MADISON, Wis. (WBAY) -- Governor Evers plans to change the way election maps are drawn in the State of Wisconsin through an executive order.
The governor held true to a promise he made in his annual State of State Address.
"In the coming days, I will be signing an executive order to create a nonpartisan redistricting commission who will draw the people's maps," said Evers in that speech.
Governor Evers signed that executive order on Monday morning to create the People's Maps Commission.
"This commission will be tasked with visiting each congressional district in Wisconsin hearing directly from the folks that live in those districts and drawing fair impartial maps for the Legislature to take up the following year," said Evers.
Wisconsin Attorney General Josh Kaul praises the move as one that promotes democracy by putting district lines in the hands of the people.
Right now, lawmakers redraw the maps every ten years after the U.S. Census.
"Bringing power back to the people is not only allowed under our Constitution, but that's how we best honor our Constitution by empowering the people of the State of Wisconsin," said Kaul.
"When elected officials can rely on the safety of their seat rather than the quality of their work, again, something is wrong there," said Evers.
The governor says the nonpartisan redistricting commission will be made up of regular people without politicians, lobbyists, or high-paid consultants.
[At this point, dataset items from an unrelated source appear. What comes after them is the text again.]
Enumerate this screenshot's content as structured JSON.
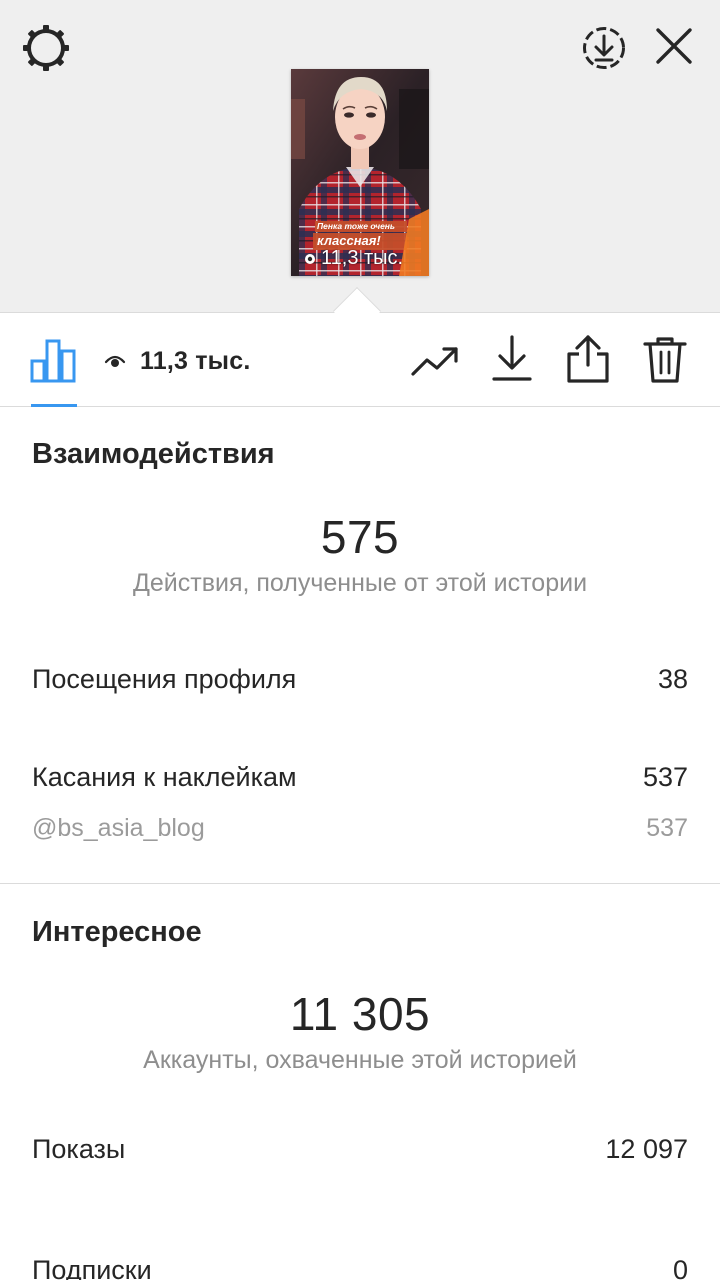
{
  "story": {
    "caption_line1": "Пенка тоже очень",
    "caption_line2": "классная!",
    "views_overlay": "11,3 тыс."
  },
  "toolbar": {
    "views": "11,3 тыс."
  },
  "interactions": {
    "title": "Взаимодействия",
    "total": "575",
    "caption": "Действия, полученные от этой истории",
    "rows": [
      {
        "label": "Посещения профиля",
        "value": "38"
      },
      {
        "label": "Касания к наклейкам",
        "value": "537"
      }
    ],
    "sub_row": {
      "label": "@bs_asia_blog",
      "value": "537"
    }
  },
  "discovery": {
    "title": "Интересное",
    "total": "11 305",
    "caption": "Аккаунты, охваченные этой историей",
    "rows": [
      {
        "label": "Показы",
        "value": "12 097"
      },
      {
        "label": "Подписки",
        "value": "0"
      }
    ]
  },
  "icons": {
    "settings": "gear-icon",
    "download_circle": "download-circle-icon",
    "close": "close-icon",
    "insights": "bar-chart-icon",
    "views": "eye-icon",
    "promote": "trend-icon",
    "save": "download-icon",
    "share": "share-icon",
    "delete": "trash-icon"
  },
  "colors": {
    "accent": "#3897f0",
    "text": "#262626",
    "muted": "#8e8e8e",
    "top_bg": "#efefef"
  }
}
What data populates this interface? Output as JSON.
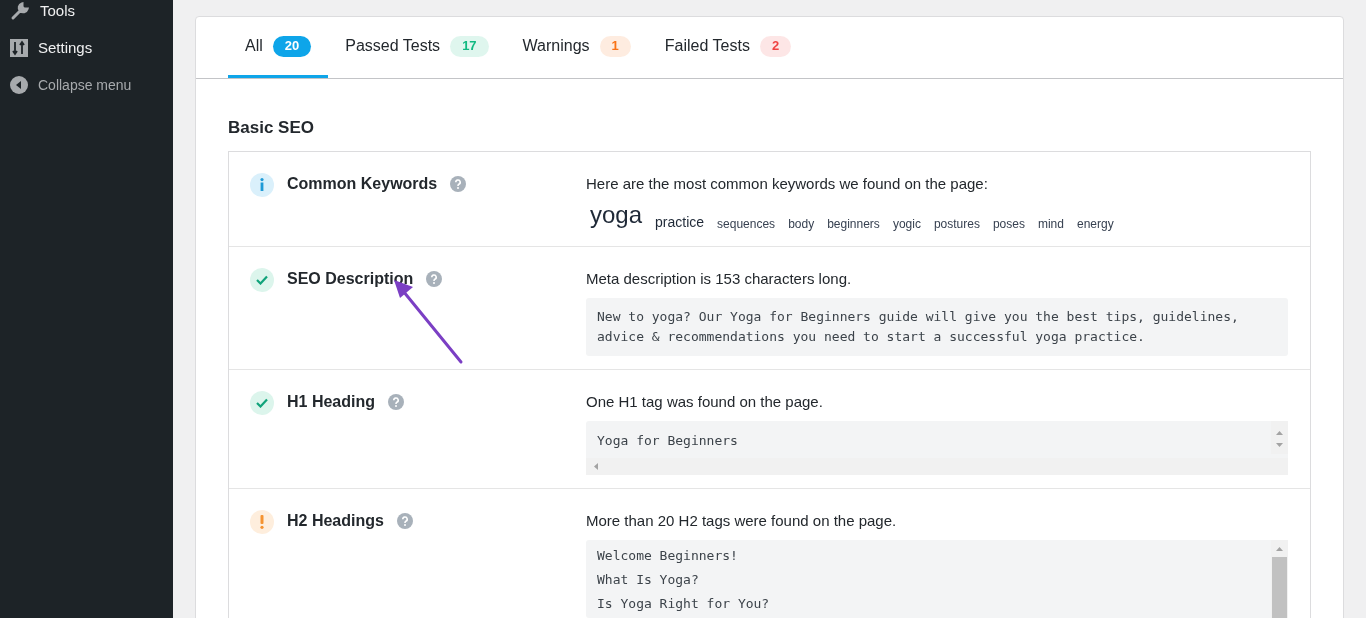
{
  "sidebar": {
    "items": [
      {
        "label": "Tools",
        "kind": "tools"
      },
      {
        "label": "Settings",
        "kind": "settings"
      },
      {
        "label": "Collapse menu",
        "kind": "collapse"
      }
    ]
  },
  "tabs": [
    {
      "label": "All",
      "count": "20",
      "selected": true,
      "color": "#0ea5e9"
    },
    {
      "label": "Passed Tests",
      "count": "17",
      "selected": false,
      "color": "#10b981"
    },
    {
      "label": "Warnings",
      "count": "1",
      "selected": false,
      "color": "#f97316"
    },
    {
      "label": "Failed Tests",
      "count": "2",
      "selected": false,
      "color": "#ef4444"
    }
  ],
  "section_title": "Basic SEO",
  "tests": [
    {
      "kind": "info",
      "title": "Common Keywords",
      "message": "Here are the most common keywords we found on the page:",
      "keywords": [
        {
          "word": "yoga",
          "kind": "large"
        },
        {
          "word": "practice",
          "kind": "medium"
        },
        {
          "word": "sequences",
          "kind": "small"
        },
        {
          "word": "body",
          "kind": "small"
        },
        {
          "word": "beginners",
          "kind": "small"
        },
        {
          "word": "yogic",
          "kind": "small"
        },
        {
          "word": "postures",
          "kind": "small"
        },
        {
          "word": "poses",
          "kind": "small"
        },
        {
          "word": "mind",
          "kind": "small"
        },
        {
          "word": "energy",
          "kind": "small"
        }
      ]
    },
    {
      "kind": "pass",
      "title": "SEO Description",
      "message": "Meta description is 153 characters long.",
      "code": {
        "kind": "plain",
        "lines": [
          "New to yoga? Our Yoga for Beginners guide will give you the best tips, guidelines, advice & recommendations you need to start a successful yoga practice."
        ]
      }
    },
    {
      "kind": "pass",
      "title": "H1 Heading",
      "message": "One H1 tag was found on the page.",
      "code": {
        "kind": "both_scrollbars",
        "lines": [
          "Yoga for Beginners"
        ]
      }
    },
    {
      "kind": "warning",
      "title": "H2 Headings",
      "message": "More than 20 H2 tags were found on the page.",
      "code": {
        "kind": "vertical_scrollbar",
        "lines": [
          "Welcome Beginners!",
          "What Is Yoga?",
          "Is Yoga Right for You?"
        ]
      }
    }
  ]
}
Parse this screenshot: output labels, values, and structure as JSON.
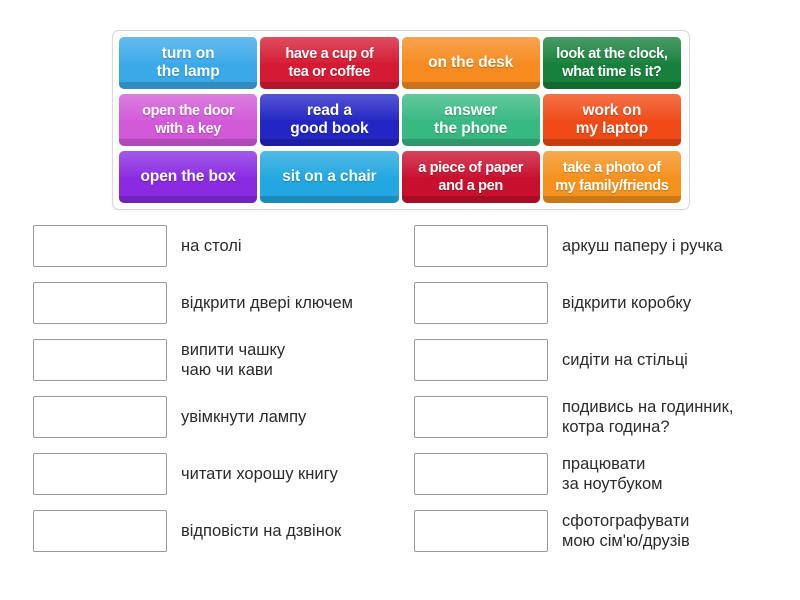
{
  "tile_bank": {
    "rows": [
      [
        {
          "label": "turn on\nthe lamp",
          "color": "#3ba9e8",
          "text_color": "#ffffff"
        },
        {
          "label": "have a cup of\ntea or coffee",
          "color": "#d51b33",
          "text_color": "#ffffff"
        },
        {
          "label": "on the desk",
          "color": "#f68b1f",
          "text_color": "#ffffff"
        },
        {
          "label": "look at the clock,\nwhat time is it?",
          "color": "#17803c",
          "text_color": "#ffffff"
        }
      ],
      [
        {
          "label": "open the door\nwith a key",
          "color": "#d25ad8",
          "text_color": "#ffffff"
        },
        {
          "label": "read a\ngood book",
          "color": "#2326c4",
          "text_color": "#ffffff"
        },
        {
          "label": "answer\nthe phone",
          "color": "#38b982",
          "text_color": "#ffffff"
        },
        {
          "label": "work on\nmy laptop",
          "color": "#f04a16",
          "text_color": "#ffffff"
        }
      ],
      [
        {
          "label": "open the box",
          "color": "#8a2be2",
          "text_color": "#ffffff"
        },
        {
          "label": "sit on a chair",
          "color": "#22a7e0",
          "text_color": "#ffffff"
        },
        {
          "label": "a piece of paper\nand a pen",
          "color": "#c8102e",
          "text_color": "#ffffff"
        },
        {
          "label": "take a photo of\nmy family/friends",
          "color": "#f5921e",
          "text_color": "#ffffff"
        }
      ]
    ]
  },
  "answers": {
    "left": [
      {
        "box_value": "",
        "text": "на столі"
      },
      {
        "box_value": "",
        "text": "відкрити двері ключем"
      },
      {
        "box_value": "",
        "text": "випити чашку\nчаю чи кави"
      },
      {
        "box_value": "",
        "text": "увімкнути лампу"
      },
      {
        "box_value": "",
        "text": "читати хорошу книгу"
      },
      {
        "box_value": "",
        "text": "відповісти на дзвінок"
      }
    ],
    "right": [
      {
        "box_value": "",
        "text": "аркуш паперу і ручка"
      },
      {
        "box_value": "",
        "text": "відкрити коробку"
      },
      {
        "box_value": "",
        "text": "сидіти на стільці"
      },
      {
        "box_value": "",
        "text": "подивись на годинник,\nкотра година?"
      },
      {
        "box_value": "",
        "text": "працювати\nза ноутбуком"
      },
      {
        "box_value": "",
        "text": "сфотографувати\nмою сім'ю/друзів"
      }
    ]
  }
}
He also expects more transparency in the process without secrecy and closed doors.
Action 2 News reached out to Speaker Robin Vos for new comment about the executive order, but his office referred us to his previous statements on the issue.
Last week, the Associated Press quoted the Republican lawmaker referring to the commission as a "fake, phony, and partisan process" adding that the governor is creating division in the state instead of bringing people together.